Pour lui, cette incarcération publique dénonce l’emprise des réseaux sociaux et du numérique : « Qui sont les vrais prisonniers ? Moi ou eux ? » interroge-t-il. Il poursuit : « À l’origine, l’artiste est celui qui écrit l’histoire pour ceux qui ne savent pas lire. Il est temps de reprendre cette fonction pour les jeunes qui sont dictés par des algorithmes. »

Il n’aura fallu que deux semaines à l’artiste pour tirer les premières conclusions de son travail. Celui qui passe désormais ses journées à observer… ses observateurs, se retrouve en première ligne du phénomène qu’il critique : la relation quasi instinctive du public à son téléphone. « C’est drôle : quand les jeunes me voient, ils prennent des vidéos puis s’en vont, contrairement aux personnes plus âgées qui ont tendance à me faire signe pour me demander s’ils peuvent le faire, et ainsi créer un échange », explique-t-il. « Les réseaux sociaux poussent à penser que l’on peut tout se permettre, jusqu’à négliger la vie privée d’autrui. » Un constat auquel l’artiste ajoute une nuance essentielle : « J’ai réalisé cette expérience ici parce que la vitrine me sépare de l’espace public. Moi, je suis dans un espace privé, et logiquement, personne ne peut me photographier. »

« Qui sont les vrais prisonniers ? Eux ou moi ? »

Cet isolement d’un mois débouchera sur un procès organisé le 27 mai au tribunal de commerce de Toulouse. Damien Aspe y sera jugé pour le partage sur les réseaux sociaux d’une de ses œuvres. Réalisée par intelligence artificielle, celle-ci s’inspire de La Liberté guidant le peuple d’Eugène Delacroix et représente notamment des personnalités politiques ainsi que de la nudité.

Si l’œuvre existe bel et bien, elle reste pour l’instant secrète et ne sera dévoilée qu’à l’occasion du procès.

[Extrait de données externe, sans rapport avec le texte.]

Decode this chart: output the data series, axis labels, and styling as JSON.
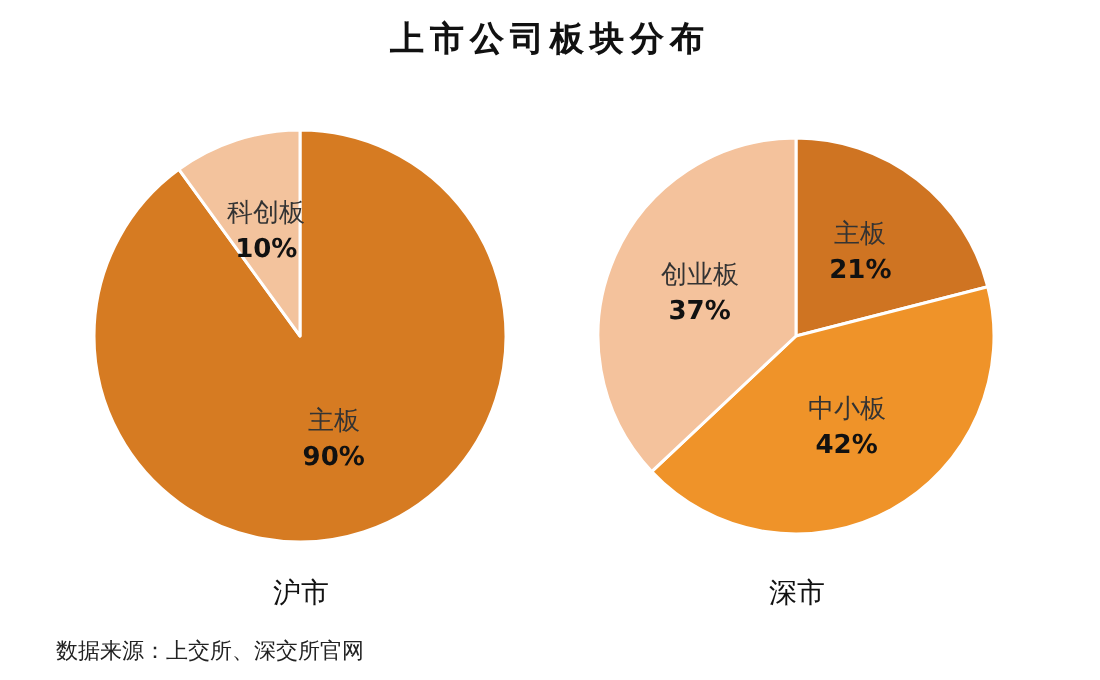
{
  "chart_data": [
    {
      "type": "pie",
      "title": "上市公司板块分布",
      "xlabel": "沪市",
      "categories": [
        "主板",
        "科创板"
      ],
      "values": [
        90,
        10
      ],
      "value_labels": [
        "90%",
        "10%"
      ],
      "colors": [
        "#d67b22",
        "#f3c39d"
      ],
      "annotations": [
        "数据来源：上交所、深交所官网"
      ]
    },
    {
      "type": "pie",
      "xlabel": "深市",
      "categories": [
        "主板",
        "中小板",
        "创业板"
      ],
      "values": [
        21,
        42,
        37
      ],
      "value_labels": [
        "21%",
        "42%",
        "37%"
      ],
      "colors": [
        "#cf7422",
        "#ef9329",
        "#f4c29c"
      ]
    }
  ]
}
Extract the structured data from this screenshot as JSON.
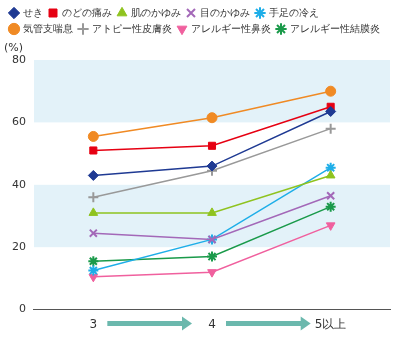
{
  "chart_data": {
    "type": "line",
    "ylabel": "(%)",
    "categories": [
      "3",
      "4",
      "5以上"
    ],
    "ylim": [
      0,
      80
    ],
    "yticks": [
      0,
      20,
      40,
      60,
      80
    ],
    "grid": false,
    "legend": "top",
    "series": [
      {
        "name": "せき",
        "color": "#1f3a93",
        "marker": "diamond",
        "values": [
          43,
          46,
          63.5
        ]
      },
      {
        "name": "のどの痛み",
        "color": "#e60012",
        "marker": "square",
        "values": [
          51,
          52.5,
          65
        ]
      },
      {
        "name": "肌のかゆみ",
        "color": "#8fc31f",
        "marker": "triangle",
        "values": [
          31,
          31,
          43
        ]
      },
      {
        "name": "目のかゆみ",
        "color": "#a368b8",
        "marker": "x",
        "values": [
          24.5,
          22.5,
          36.5
        ]
      },
      {
        "name": "手足の冷え",
        "color": "#1eaee8",
        "marker": "asterisk",
        "values": [
          12.5,
          22.5,
          45.5
        ]
      },
      {
        "name": "気管支喘息",
        "color": "#f08a24",
        "marker": "circle",
        "values": [
          55.5,
          61.5,
          70
        ]
      },
      {
        "name": "アトピー性皮膚炎",
        "color": "#999999",
        "marker": "plus",
        "values": [
          36,
          44.5,
          58
        ]
      },
      {
        "name": "アレルギー性鼻炎",
        "color": "#f0609e",
        "marker": "triangle_down",
        "values": [
          10.5,
          12,
          27
        ]
      },
      {
        "name": "アレルギー性結膜炎",
        "color": "#1a9a4a",
        "marker": "star",
        "values": [
          15.5,
          17,
          33
        ]
      }
    ]
  }
}
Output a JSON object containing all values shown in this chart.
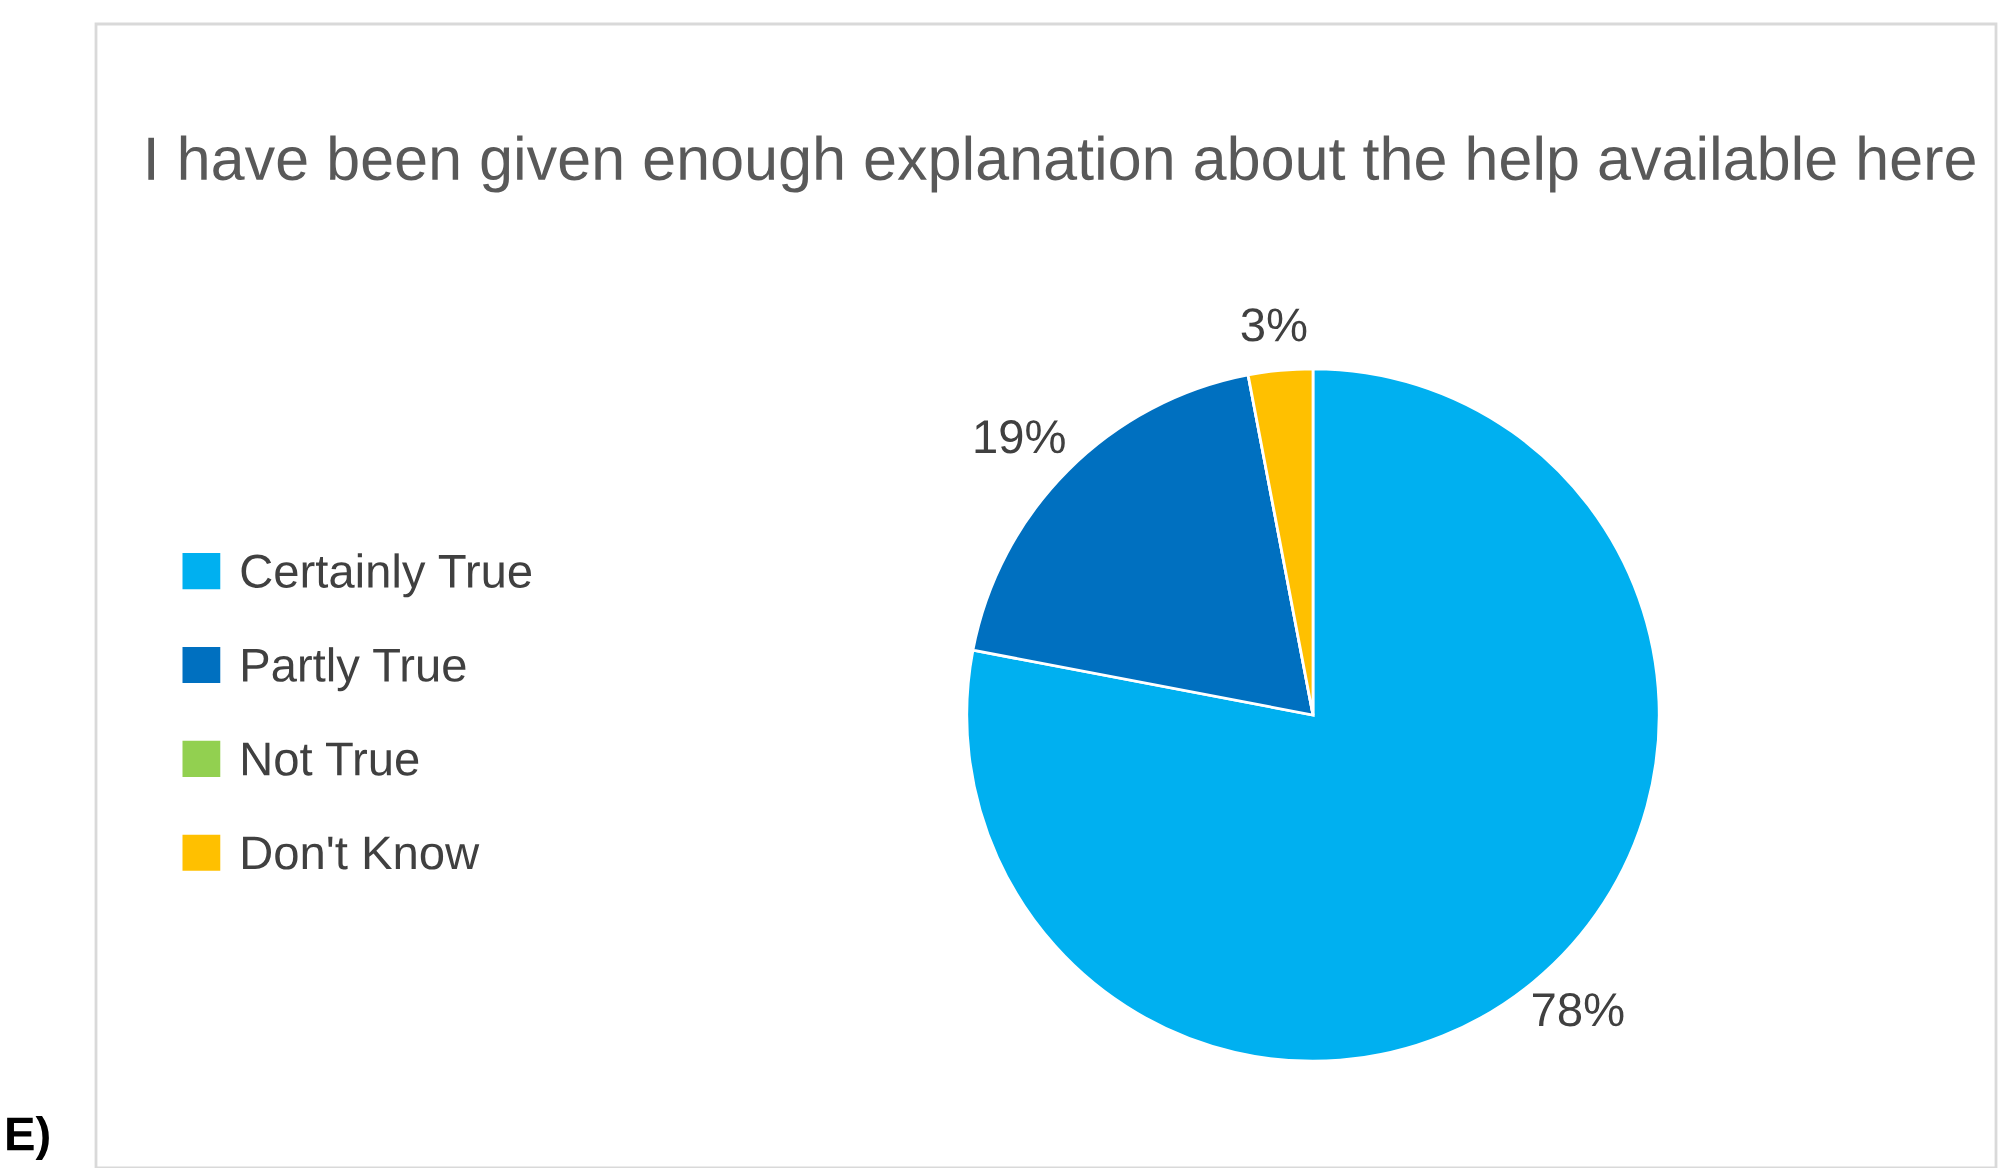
{
  "chart_data": {
    "type": "pie",
    "title": "I have been given enough explanation about the help available here",
    "categories": [
      "Certainly True",
      "Partly True",
      "Not True",
      "Don't Know"
    ],
    "values": [
      78,
      19,
      0,
      3
    ],
    "colors": [
      "#00b0f0",
      "#0070c0",
      "#92d050",
      "#ffc000"
    ],
    "value_labels": [
      "78%",
      "19%",
      null,
      "3%"
    ],
    "legend": "left",
    "annotations": [
      "E)"
    ]
  }
}
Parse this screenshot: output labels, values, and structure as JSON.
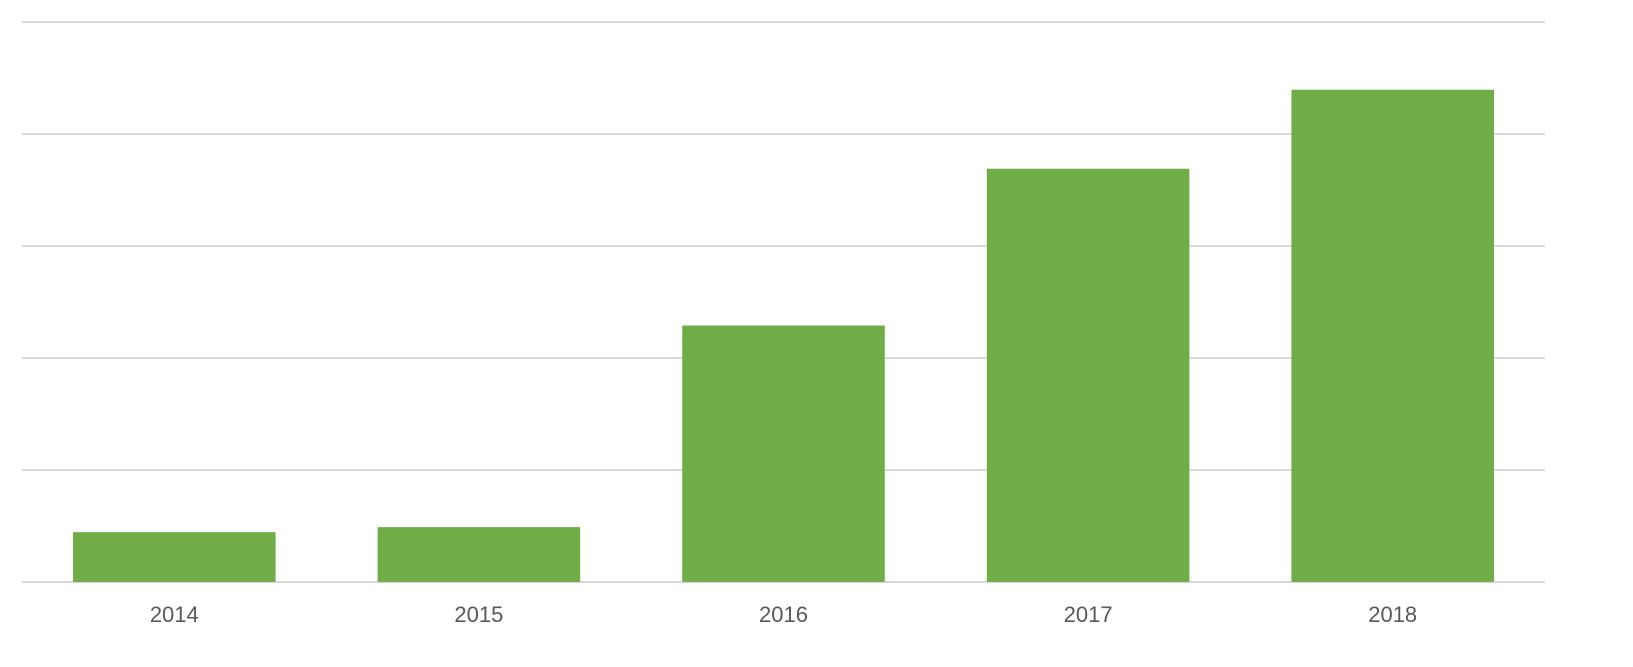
{
  "chart_data": {
    "type": "bar",
    "categories": [
      "2014",
      "2015",
      "2016",
      "2017",
      "2018"
    ],
    "values": [
      8.9,
      9.8,
      45.8,
      73.8,
      87.9
    ],
    "ylim": [
      0,
      100
    ],
    "y_gridlines": [
      0,
      20,
      40,
      60,
      80,
      100
    ],
    "grid": true,
    "legend": "none",
    "title": "",
    "xlabel": "",
    "ylabel": "",
    "colors": {
      "bar": "#70AD47",
      "grid": "#D9D9D9",
      "tick_text": "#595959"
    }
  }
}
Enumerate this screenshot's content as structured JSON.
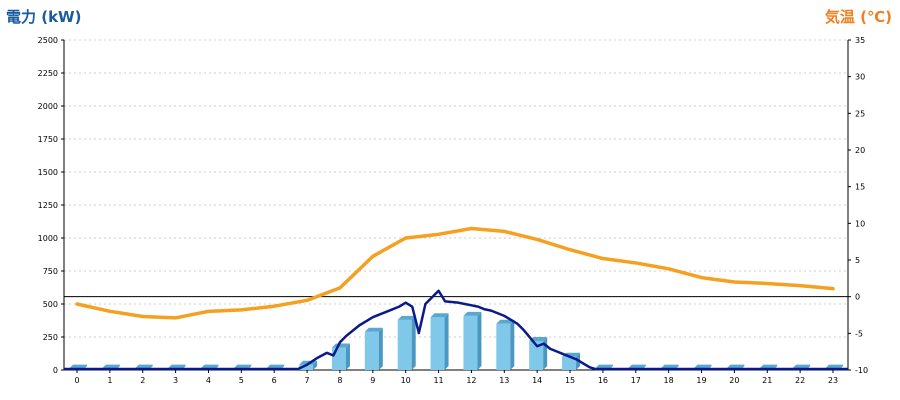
{
  "chart_data": {
    "type": "bar",
    "left_axis_title": "電力 (kW)",
    "right_axis_title": "気温 (℃)",
    "x": [
      0,
      1,
      2,
      3,
      4,
      5,
      6,
      7,
      8,
      9,
      10,
      11,
      12,
      13,
      14,
      15,
      16,
      17,
      18,
      19,
      20,
      21,
      22,
      23
    ],
    "y_left_lim": [
      0,
      2500
    ],
    "y_left_ticks": [
      0,
      250,
      500,
      750,
      1000,
      1250,
      1500,
      1750,
      2000,
      2250,
      2500
    ],
    "y_right_lim": [
      -10,
      35
    ],
    "y_right_ticks": [
      -10,
      -5,
      0,
      5,
      10,
      15,
      20,
      25,
      30,
      35
    ],
    "grid": "horizontal dotted",
    "series": [
      {
        "kind": "bar",
        "axis": "left",
        "color": "#7fc8ea",
        "values": [
          10,
          10,
          10,
          10,
          10,
          10,
          10,
          40,
          170,
          290,
          380,
          400,
          410,
          350,
          220,
          100,
          10,
          10,
          10,
          10,
          10,
          10,
          10,
          10
        ]
      },
      {
        "kind": "line",
        "axis": "left",
        "color": "#0a1a8a",
        "x": [
          6.7,
          7.0,
          7.3,
          7.6,
          7.8,
          8.0,
          8.2,
          8.4,
          8.6,
          8.8,
          9.0,
          9.2,
          9.4,
          9.6,
          9.8,
          10.0,
          10.2,
          10.4,
          10.6,
          10.8,
          11.0,
          11.2,
          11.4,
          11.6,
          11.8,
          12.0,
          12.2,
          12.4,
          12.6,
          12.8,
          13.0,
          13.2,
          13.4,
          13.6,
          13.8,
          14.0,
          14.2,
          14.4,
          14.6,
          14.8,
          15.0,
          15.2,
          15.4,
          15.6,
          15.8
        ],
        "y": [
          5,
          40,
          90,
          130,
          110,
          210,
          260,
          300,
          340,
          370,
          400,
          420,
          440,
          460,
          480,
          510,
          480,
          280,
          500,
          550,
          600,
          520,
          515,
          510,
          500,
          490,
          480,
          460,
          450,
          430,
          410,
          380,
          350,
          300,
          240,
          180,
          200,
          160,
          140,
          120,
          100,
          80,
          50,
          20,
          5
        ]
      },
      {
        "kind": "line",
        "axis": "right",
        "color": "#f5a020",
        "x": [
          0,
          1,
          2,
          3,
          4,
          5,
          6,
          7,
          8,
          9,
          10,
          11,
          12,
          13,
          14,
          15,
          16,
          17,
          18,
          19,
          20,
          21,
          22,
          23
        ],
        "y": [
          -1,
          -2,
          -2.7,
          -2.9,
          -2,
          -1.8,
          -1.3,
          -0.5,
          1.2,
          5.5,
          8,
          8.5,
          9.3,
          8.9,
          7.8,
          6.4,
          5.2,
          4.6,
          3.8,
          2.6,
          2,
          1.8,
          1.5,
          1.1
        ]
      }
    ]
  }
}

Car dans cette « affaire », la frontière entre la réalité de la polémique et la fiction de la performance demeure particulièrement fine. Même si l’audience, comme l’incarcération, est fictive, tout le monde joue le jeu du réel à la galerie. De la combinaison orange de prisonnier à la fausse garde pénitentiaire, sans oublier les « séances fictives au parloir » — qui permettent au public de rencontrer l’artiste et d’échanger autour du projet — tout est pensé pour plonger le spectateur dans le flou.